Kompensatorische Effekte durch etwaig vorhandenes Deckungsvermögen ergeben sich nicht, weil das Deckungsvermögen – im Unterschied zur Pensionsverpflichtung – an jedem Abschlussstichtag zum beizulegenden Zeitwert, d. h. mit aktuellen (gegenwärtig niedrigen) Zinssätzen anzusetzen ist (Rz 124).
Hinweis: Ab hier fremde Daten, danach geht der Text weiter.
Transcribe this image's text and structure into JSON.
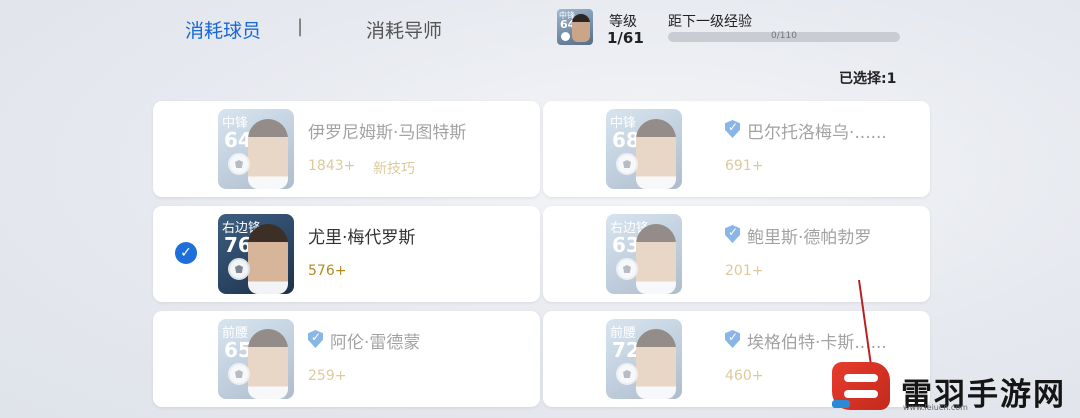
{
  "tabs": [
    {
      "label": "消耗球员",
      "active": true
    },
    {
      "label": "消耗导师",
      "active": false
    }
  ],
  "tab_separator": "|",
  "level": {
    "card": {
      "position": "中锋",
      "rating": "64"
    },
    "label": "等级",
    "value": "1/61",
    "exp_label": "距下一级经验",
    "exp_text": "0/110",
    "exp_progress": 0
  },
  "selected_count": "已选择:1",
  "players": [
    {
      "position": "中锋",
      "rating": "64",
      "name": "伊罗尼姆斯·马图特斯",
      "value": "1843+",
      "skill": "新技巧",
      "verified": false,
      "selected": false,
      "enabled": false
    },
    {
      "position": "中锋",
      "rating": "68",
      "name": "巴尔托洛梅乌·......",
      "value": "691+",
      "skill": "",
      "verified": true,
      "selected": false,
      "enabled": false
    },
    {
      "position": "右边锋",
      "rating": "76",
      "name": "尤里·梅代罗斯",
      "value": "576+",
      "skill": "",
      "verified": false,
      "selected": true,
      "enabled": true
    },
    {
      "position": "右边锋",
      "rating": "63",
      "name": "鲍里斯·德帕勃罗",
      "value": "201+",
      "skill": "",
      "verified": true,
      "selected": false,
      "enabled": false
    },
    {
      "position": "前腰",
      "rating": "65",
      "name": "阿伦·雷德蒙",
      "value": "259+",
      "skill": "",
      "verified": true,
      "selected": false,
      "enabled": false
    },
    {
      "position": "前腰",
      "rating": "72",
      "name": "埃格伯特·卡斯......",
      "value": "460+",
      "skill": "",
      "verified": true,
      "selected": false,
      "enabled": false
    }
  ],
  "check_icon": "✓",
  "watermark": {
    "text": "雷羽手游网",
    "url": "www.leiucn.com"
  },
  "colors": {
    "accent": "#1e6fd9",
    "value": "#b48a25",
    "verified": "#8ab6e7"
  }
}
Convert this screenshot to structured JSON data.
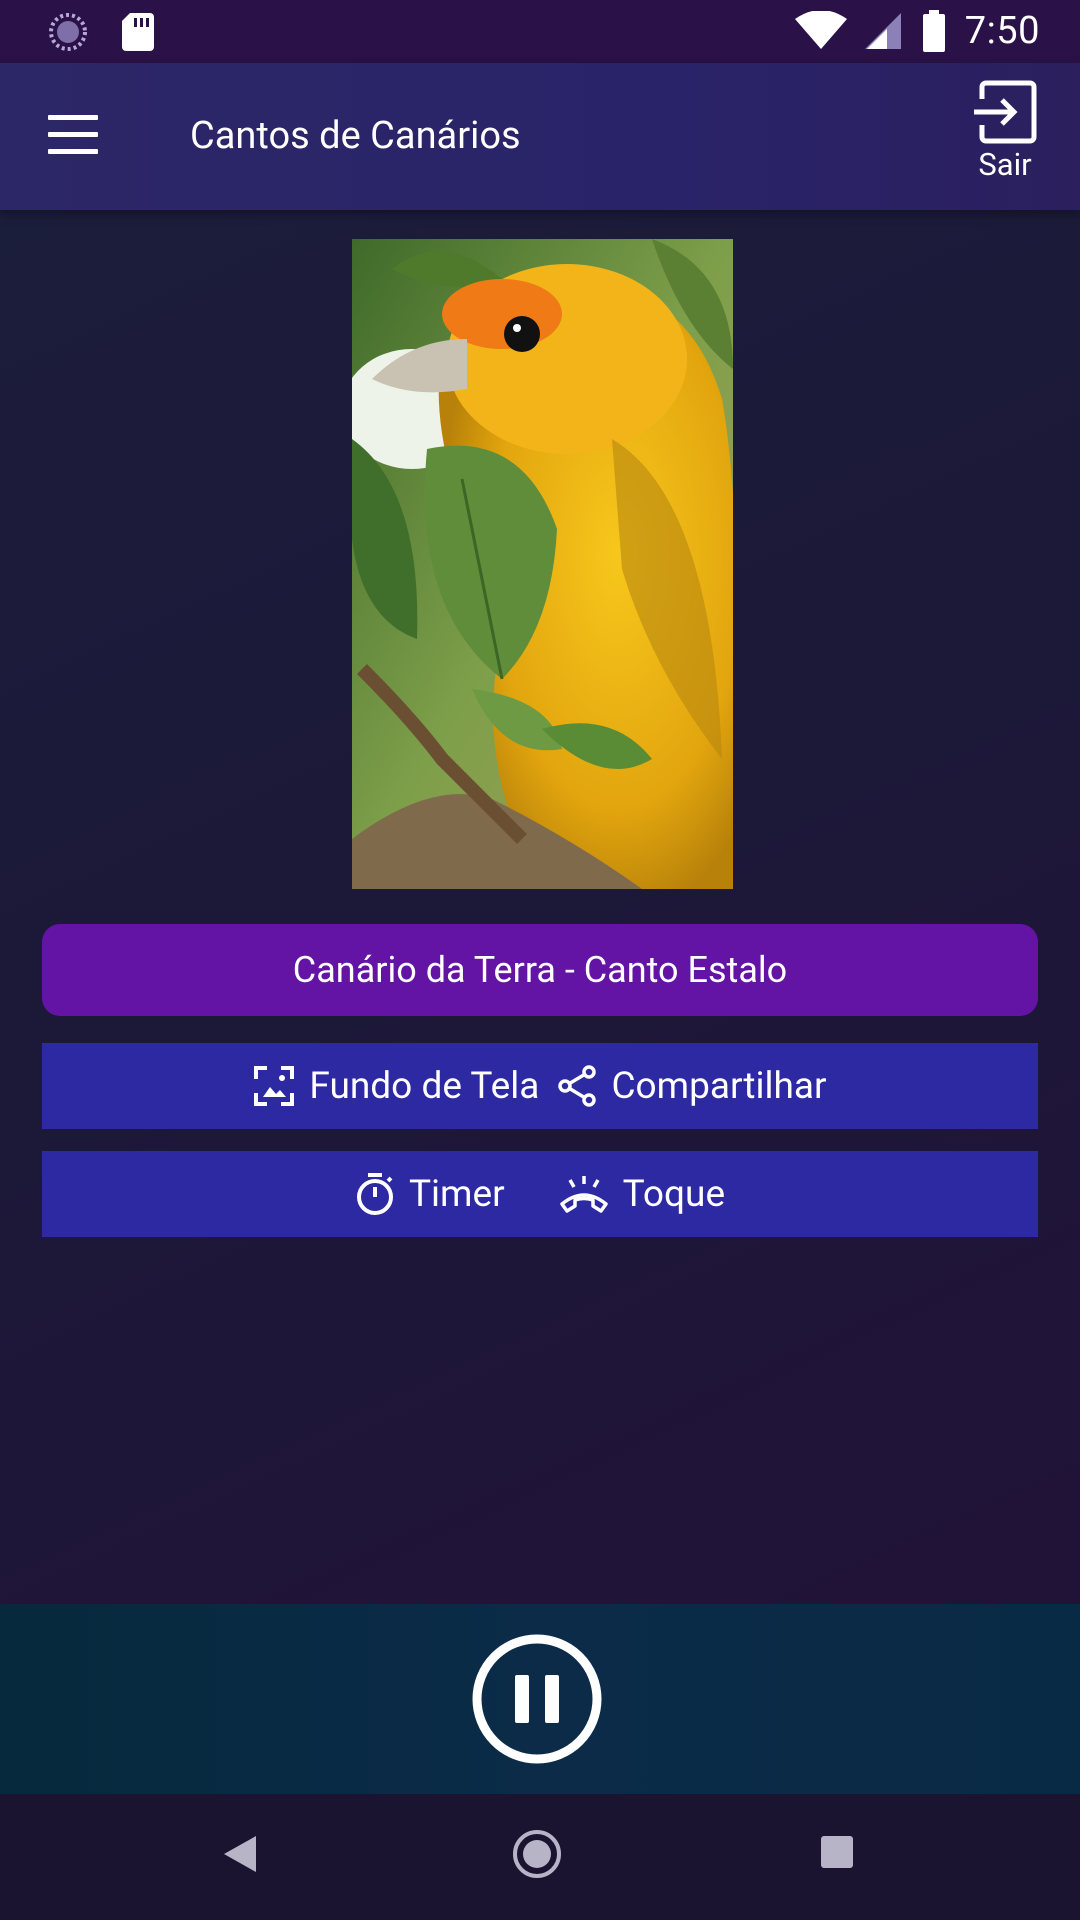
{
  "status_bar": {
    "time": "7:50",
    "icons": [
      "loading-circle-icon",
      "sd-card-icon",
      "wifi-icon",
      "signal-icon",
      "battery-icon"
    ]
  },
  "app_bar": {
    "title": "Cantos de Canários",
    "exit_label": "Sair",
    "icons": [
      "menu-icon",
      "exit-icon"
    ]
  },
  "main": {
    "image_subject": "yellow canary among green leaves",
    "song_title": "Canário da Terra - Canto Estalo",
    "actions": [
      {
        "label": "Fundo de Tela",
        "icon": "wallpaper-icon"
      },
      {
        "label": "Compartilhar",
        "icon": "share-icon"
      },
      {
        "label": "Timer",
        "icon": "timer-icon"
      },
      {
        "label": "Toque",
        "icon": "ringtone-icon"
      }
    ]
  },
  "player": {
    "state_icon": "pause-icon"
  },
  "nav_bar": {
    "icons": [
      "back-icon",
      "home-icon",
      "recent-apps-icon"
    ]
  },
  "colors": {
    "status_bar": "#2a1147",
    "app_bar": "#29246a",
    "song_button": "#6414a4",
    "action_button": "#2c29a3",
    "player_bar": "#0b2b48",
    "nav_bar": "#1a1430"
  }
}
Die Vereinfachungslösung ist sowohl für Altersversorgungsverpflichtungen als auch für "vergleichbare langfristig fällige Verpflichtungen" anwendbar. Allerdings ist zu beachten, dass Altersversorgungsverpflichtungen mit einem Zehn-Jahresdurchschnitt abzuzinsen sind, während für vergleichbare langfristig fällige Verpflichtungen der bisherige Sieben-Jahresdurchschnitt gilt. Insofern kommt der Abgrenzung der Altersversorgungsverpflichtungen von den vergleichbaren langfristig fälligen Verpflichtungen große Bedeutung zu (Rz 70 ff.).

 

Rz. 146

Ein Abweichen von der Vereinfachungslösung dürfte in der Praxis allerdings nur in Ausnahmefällen geboten sein. Die bei Wahl eines einheitlichen Zinssatzes gesetzlich festgeschriebene Restlaufzeit von 15 Jahren berücksichtigt bereits den infolge der demografischen Entwicklung durchschnittlich bestehenden Überhang älterer Arbeitnehmer. Weicht die Duration der Altersversorgungsverpflichtungen des Unt deutlich von der unterstellten durchschnittlichen Restlaufzeit nach oben (bei relativ großem Anteil junger Berechtigter) oder nach unten (bei überwiegend aus Rentnern bestehenden Beständen) ab, kann die Anwendung des Wahlrechts zu einer nicht den tatsächlichen Verhältnissen entsprechenden Darstellung der Vermögens-, Finanz- und Ertragslage führen. In diesem Fall darf die Vereinfachungslösung keine Anwendung finden.[4] Stattdessen ist der Abzinsungssatz nach den allgemeinen gesetzlichen Vorgaben anhand der Duration der Pensionsverpflichtungen am Abschlussstichtag zu ermitteln. Das kann sowohl im Wege einer Einzelbewertung als auch mittels Gruppenbewertung nach § 240 Abs. 4 HGB erfolgen, die für Pensionen mit annähernd gleicher Duration einen einheitlichen Zinssatz bestimmt. Mangels konkreter Vorgaben des Gesetzgebers verbleibt dem Bilanzierenden in der Frage, wann von der Vereinfachungslösung des § 253 Abs. 2 Satz 2 HGB abzurücken ist, ein nicht unerheblicher Beurteilungsspielraum.[5]

 

Rz. 147

Altersversorgungsverpflichtungen, die in Fremdwährung zu erfüllen sind, unterliegen ebenfalls den Regelungen des § 253 Abs. 2 HGB. Zur Ermittlung ihres Barwerts kann der von der Deutschen Bundesbank veröffentlichte Zinssatz herangezogen werden, solange diese Verfahrensweise nicht zu deutlichen Verwerfungen im Vergleich zu einer Abzinsung mit einem währungskongruenten Zinssatz führt und damit den Einblick in die Vermögens-, Finanz- und Ertragslage beeinträchtigt. Auch in diesem Punkt fehlen Hinweise, bis zu welcher Zins- bzw. Bar...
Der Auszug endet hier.